Wednesday, January 12, 2005

Good Things

And I say
No, no, no, don't pass me over No, no, no, don't pass me by
See I can see good things for you and I
Yeah, good things for you

The year is 1992 (or thereabouts) and the place is a basement of a rental house that is somewhere in the vicinity of campus but is just far enough away that you have to find somebody with a car to take you there. There are five of us in the basement, and we are trying to learn songs with only three chords. For a brief period we consider naming the band DAG, but then Tommy convinces us to go with Oresteia. This turns out to be an interesting choice, considering that the only gigs we ever play are in crappy hick bars in semi-rural Wisconsin. For the most part, they call us Ortega, and then are fairly hostile when we don't play salsa music. Actually, that's not true. They are VERY hostile, when we don't know Freebird. FREEBIRD!! SKYNYRD!! DAMN, this band SUCKS!

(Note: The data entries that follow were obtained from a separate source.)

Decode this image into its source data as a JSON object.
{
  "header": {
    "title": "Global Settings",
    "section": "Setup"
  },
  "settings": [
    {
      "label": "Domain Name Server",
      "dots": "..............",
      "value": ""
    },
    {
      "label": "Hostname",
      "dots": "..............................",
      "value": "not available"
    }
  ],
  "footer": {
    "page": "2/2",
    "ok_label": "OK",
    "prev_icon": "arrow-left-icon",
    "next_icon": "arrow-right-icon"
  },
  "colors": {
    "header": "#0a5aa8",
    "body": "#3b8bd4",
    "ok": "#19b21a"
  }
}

So back to the basement. We feel like rock and rolls superstars in the basement. It's smoky and poorly ventilated, which proves to be good practice for me at putting up with the aforementioned crappy hick bars. I only have a couple allergy attacks, which is amazing considering the length of time we spend in the basement. Ray, although a great guy and pretty good contact with the crappy hick bars, has some trouble with the DAG songs. As they say in the South, bless his heart. It probably didn't help that he's deaf in one ear.

I know that leaving the band was the right thing to do for my college career. My week-ends were better spent practicing piano than pounding out DAG in a smoky basement. Still, for a brief while it was fun to be a rock and roll superstar, even if it was only in my own mind. I attempted to join a smaller band later on, sort of a Hootie wannabe, but it wasn't the same. Maybe because he didn't smoke.